Combinado com a recente onda de greves educacionais, as experiências de 2020 foram uma escola de luta de massas. A nova geração de trabalhadores está se preparando para uma grande revanche Foto: Arizona Education Association, Flickr

Quando a prefeita de Chicago, Lori Lightfoot, anunciou no início de agosto que as escolas retomariam o ensino presencial dentro de algumas semanas, o Sindicato de Professores de Chicago respondeu convocando uma reunião de emergência para chamar uma votação de greve. Poucas horas depois do anúncio, a prefeita deu uma meia-volta abrupta, declarando que as escolas públicas de Chicago se manteriam totalmente remotas no outono. Este episódio resume de forma concisa o poder de uma resposta vigorosa da luta de classes por parte dos trabalhadores, bem como o medo da classe dominante diante da perspectiva de desencadear outra onda explosiva de greves em todo o país.

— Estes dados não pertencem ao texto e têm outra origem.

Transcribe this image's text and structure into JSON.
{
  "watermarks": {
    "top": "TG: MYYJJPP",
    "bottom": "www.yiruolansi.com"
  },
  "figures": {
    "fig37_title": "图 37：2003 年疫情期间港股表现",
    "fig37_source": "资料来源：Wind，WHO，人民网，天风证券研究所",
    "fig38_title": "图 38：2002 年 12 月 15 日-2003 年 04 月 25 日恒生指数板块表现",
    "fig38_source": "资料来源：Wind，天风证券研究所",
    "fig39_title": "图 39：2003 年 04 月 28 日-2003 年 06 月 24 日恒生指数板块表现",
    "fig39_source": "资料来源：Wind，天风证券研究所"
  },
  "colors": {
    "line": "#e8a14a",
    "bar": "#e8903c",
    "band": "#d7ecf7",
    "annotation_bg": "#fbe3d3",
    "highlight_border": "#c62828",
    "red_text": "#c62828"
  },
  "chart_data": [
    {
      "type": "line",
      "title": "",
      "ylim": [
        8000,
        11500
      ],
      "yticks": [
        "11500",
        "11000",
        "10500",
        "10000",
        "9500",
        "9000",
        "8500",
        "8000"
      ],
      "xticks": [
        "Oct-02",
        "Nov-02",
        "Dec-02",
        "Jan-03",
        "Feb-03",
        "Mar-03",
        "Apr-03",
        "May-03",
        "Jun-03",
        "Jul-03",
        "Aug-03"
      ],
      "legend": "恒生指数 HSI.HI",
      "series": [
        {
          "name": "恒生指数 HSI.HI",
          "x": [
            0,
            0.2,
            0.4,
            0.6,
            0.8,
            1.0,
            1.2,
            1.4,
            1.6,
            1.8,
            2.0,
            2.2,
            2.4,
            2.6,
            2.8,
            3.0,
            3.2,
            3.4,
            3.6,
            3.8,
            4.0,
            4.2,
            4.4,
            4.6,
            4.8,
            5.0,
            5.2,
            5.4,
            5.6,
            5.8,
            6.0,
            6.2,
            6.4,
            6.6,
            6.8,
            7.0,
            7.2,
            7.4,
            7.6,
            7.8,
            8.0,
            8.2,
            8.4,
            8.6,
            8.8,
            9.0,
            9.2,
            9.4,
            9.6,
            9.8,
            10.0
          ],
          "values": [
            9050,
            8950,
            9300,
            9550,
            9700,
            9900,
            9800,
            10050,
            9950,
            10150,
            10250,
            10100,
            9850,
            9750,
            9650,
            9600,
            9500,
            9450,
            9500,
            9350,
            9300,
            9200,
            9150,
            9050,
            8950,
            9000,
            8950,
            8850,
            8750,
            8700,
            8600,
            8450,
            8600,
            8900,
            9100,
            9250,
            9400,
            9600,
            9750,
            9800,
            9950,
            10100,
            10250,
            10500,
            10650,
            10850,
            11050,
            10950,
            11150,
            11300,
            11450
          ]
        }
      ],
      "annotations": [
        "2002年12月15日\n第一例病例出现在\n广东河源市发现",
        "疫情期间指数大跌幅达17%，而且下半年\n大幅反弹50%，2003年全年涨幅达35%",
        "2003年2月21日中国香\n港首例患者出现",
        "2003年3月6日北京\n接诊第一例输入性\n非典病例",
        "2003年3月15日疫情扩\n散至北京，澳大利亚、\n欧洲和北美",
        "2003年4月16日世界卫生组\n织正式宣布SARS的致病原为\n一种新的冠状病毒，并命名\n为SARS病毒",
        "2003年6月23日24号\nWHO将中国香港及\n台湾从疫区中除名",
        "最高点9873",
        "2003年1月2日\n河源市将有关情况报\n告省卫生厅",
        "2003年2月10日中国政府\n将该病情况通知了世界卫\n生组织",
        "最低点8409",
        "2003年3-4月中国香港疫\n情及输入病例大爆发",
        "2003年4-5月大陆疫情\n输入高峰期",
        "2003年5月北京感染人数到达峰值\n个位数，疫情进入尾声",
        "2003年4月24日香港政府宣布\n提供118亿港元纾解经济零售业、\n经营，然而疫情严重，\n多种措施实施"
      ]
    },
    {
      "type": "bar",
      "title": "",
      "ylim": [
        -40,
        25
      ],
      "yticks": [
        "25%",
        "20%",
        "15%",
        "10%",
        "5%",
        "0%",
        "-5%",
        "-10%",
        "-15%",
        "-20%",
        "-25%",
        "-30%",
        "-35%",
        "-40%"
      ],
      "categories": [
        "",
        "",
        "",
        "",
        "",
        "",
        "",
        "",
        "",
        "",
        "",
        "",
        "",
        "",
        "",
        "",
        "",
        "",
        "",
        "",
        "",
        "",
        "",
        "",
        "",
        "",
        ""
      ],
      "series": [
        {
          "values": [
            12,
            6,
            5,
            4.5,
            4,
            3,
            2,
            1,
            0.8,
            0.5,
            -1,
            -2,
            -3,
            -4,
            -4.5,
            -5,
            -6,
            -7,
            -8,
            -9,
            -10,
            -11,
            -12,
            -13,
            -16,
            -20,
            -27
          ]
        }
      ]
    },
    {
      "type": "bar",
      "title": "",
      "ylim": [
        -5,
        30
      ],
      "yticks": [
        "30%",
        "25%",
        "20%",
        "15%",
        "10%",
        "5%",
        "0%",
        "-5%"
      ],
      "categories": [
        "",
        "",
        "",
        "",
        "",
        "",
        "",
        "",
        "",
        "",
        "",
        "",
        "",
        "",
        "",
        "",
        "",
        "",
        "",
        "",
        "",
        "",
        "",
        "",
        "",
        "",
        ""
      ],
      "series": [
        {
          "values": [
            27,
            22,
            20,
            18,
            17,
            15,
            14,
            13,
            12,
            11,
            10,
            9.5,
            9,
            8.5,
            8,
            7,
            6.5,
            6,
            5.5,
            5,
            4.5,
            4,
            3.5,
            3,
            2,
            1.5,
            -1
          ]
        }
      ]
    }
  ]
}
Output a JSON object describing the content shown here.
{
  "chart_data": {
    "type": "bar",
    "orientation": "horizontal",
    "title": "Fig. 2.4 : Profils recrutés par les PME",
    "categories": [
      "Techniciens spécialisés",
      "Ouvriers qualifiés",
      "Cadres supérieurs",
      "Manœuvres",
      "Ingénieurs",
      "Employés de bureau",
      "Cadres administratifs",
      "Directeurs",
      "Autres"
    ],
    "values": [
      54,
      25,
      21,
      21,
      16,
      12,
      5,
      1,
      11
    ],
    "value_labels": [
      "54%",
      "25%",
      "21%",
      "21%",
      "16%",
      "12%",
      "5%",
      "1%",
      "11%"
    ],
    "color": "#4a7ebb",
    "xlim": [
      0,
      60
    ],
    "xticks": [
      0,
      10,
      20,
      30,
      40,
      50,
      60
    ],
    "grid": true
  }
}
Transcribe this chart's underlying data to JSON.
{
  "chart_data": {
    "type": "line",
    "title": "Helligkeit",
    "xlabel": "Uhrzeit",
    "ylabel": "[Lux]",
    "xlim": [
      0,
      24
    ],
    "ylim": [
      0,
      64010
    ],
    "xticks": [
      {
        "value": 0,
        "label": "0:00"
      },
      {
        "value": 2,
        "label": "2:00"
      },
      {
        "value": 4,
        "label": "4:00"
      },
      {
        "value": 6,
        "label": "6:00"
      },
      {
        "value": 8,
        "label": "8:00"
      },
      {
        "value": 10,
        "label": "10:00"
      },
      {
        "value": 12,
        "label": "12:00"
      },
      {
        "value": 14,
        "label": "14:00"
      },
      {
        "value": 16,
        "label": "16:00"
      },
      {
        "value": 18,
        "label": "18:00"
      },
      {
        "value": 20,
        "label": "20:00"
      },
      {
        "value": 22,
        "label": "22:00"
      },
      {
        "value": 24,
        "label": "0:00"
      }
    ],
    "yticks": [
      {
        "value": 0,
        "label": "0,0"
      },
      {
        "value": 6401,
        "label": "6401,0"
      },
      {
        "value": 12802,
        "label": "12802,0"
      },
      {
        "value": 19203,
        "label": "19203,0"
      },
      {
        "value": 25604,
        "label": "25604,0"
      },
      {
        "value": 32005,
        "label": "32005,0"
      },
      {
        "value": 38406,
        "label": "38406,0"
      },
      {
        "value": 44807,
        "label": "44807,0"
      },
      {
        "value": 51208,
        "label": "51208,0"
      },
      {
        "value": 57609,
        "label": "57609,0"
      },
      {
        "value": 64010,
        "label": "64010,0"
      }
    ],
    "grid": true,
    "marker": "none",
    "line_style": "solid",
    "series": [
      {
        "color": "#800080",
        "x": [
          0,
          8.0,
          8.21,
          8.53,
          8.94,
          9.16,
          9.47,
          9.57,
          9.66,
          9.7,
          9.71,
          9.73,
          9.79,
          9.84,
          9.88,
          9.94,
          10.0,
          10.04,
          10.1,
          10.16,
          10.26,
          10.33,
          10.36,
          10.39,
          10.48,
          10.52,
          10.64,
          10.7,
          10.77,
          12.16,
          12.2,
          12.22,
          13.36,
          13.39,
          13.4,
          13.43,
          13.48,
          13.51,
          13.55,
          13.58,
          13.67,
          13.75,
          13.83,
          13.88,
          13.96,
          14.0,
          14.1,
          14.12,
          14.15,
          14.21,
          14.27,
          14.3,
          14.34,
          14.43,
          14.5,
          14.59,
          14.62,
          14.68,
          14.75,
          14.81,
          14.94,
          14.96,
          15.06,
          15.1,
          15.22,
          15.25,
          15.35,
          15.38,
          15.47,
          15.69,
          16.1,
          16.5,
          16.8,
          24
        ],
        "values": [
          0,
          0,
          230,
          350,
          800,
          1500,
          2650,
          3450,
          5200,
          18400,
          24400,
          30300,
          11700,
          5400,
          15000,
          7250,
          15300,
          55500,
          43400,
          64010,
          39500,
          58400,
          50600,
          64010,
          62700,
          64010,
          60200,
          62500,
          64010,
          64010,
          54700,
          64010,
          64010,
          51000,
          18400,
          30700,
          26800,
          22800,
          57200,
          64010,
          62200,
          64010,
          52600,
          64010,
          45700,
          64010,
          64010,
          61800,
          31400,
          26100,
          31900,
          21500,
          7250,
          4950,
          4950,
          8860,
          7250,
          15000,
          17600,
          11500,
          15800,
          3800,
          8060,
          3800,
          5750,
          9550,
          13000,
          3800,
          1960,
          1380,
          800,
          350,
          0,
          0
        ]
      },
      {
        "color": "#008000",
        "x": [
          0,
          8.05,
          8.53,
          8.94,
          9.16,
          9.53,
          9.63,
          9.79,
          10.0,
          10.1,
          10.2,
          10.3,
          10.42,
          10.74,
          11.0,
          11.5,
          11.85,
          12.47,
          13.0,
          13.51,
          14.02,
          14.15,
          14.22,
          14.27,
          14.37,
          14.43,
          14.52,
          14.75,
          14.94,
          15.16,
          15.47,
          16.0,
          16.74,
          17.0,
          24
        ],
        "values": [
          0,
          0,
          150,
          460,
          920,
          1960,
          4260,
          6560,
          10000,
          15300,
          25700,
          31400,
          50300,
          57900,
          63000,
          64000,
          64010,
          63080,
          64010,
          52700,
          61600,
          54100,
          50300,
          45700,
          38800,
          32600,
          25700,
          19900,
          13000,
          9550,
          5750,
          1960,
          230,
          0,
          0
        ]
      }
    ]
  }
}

Os educadores têm feito cada vez mais a conexão entre a pressão colocada sobre eles para aumentar o desempenho dos alunos por meio de testes padronizados de alto impacto e as condições materiais da sociedade de classes, que atuam como uma barreira para o desempenho dos alunos (por exemplo, moradia segregada, salários de fome, carência de cuidados de saúde mental etc.). Como exemplo, no outono passado, 32 mil professores de Chicago em greve exigiram moradia acessível para as famílias que atendem. Em Los Angeles, o sindicato dos professores exigiu que a o orçamento para a polícia fosse cortado e canalizado para a educação e saúde pública como parte de suas demandas de reabertura. Da mesma forma, o Movimento de Educadores de Base (MORE), uma bancada militante da Federação Unida de Professores de Nova York (UFT), adotou uma abordagem mais combativa. Eles criticaram a postura passiva da liderança da UFT e promoveram workshops “Organizando 101” em preparação para a luta contra reaberturas inseguras.

A reabertura segura de escolas exigiria financiamento que todo professor sabe que simplesmente não existe depois de anos de cortes e austeridade. É um fato simples que, em igualdade de condições, mais financiamento leva a melhores resultados educacionais e de vida para as crianças. E em tempos de Covid-19, mais financiamento está diretamente ligado à preservação de vidas humanas.

A Federação Americana de Professores (AFT) divulgou um documento detalhando o custo da reabertura com segurança, calculado em 116,5 bilhões de dólares. O orçamento do governo federal para a educação para 2020 foi de meros US$ 64 bilhões – um corte de 10% em relação ao ano anterior. Em comparação, o orçamento discricionário do Departamento de Defesa é mais de dez vezes esse valor. Muitas cidades grandes gastam 25% ou mais de seus orçamentos com a polícia, com cidades como Chicago e Oakland gastando 40%. Isso é normal para o funcionamento do capitalismo, um sistema que prioriza a proteção da propriedade privada com violência e repressão, ao invés de investir em educação e outras necessidades sociais.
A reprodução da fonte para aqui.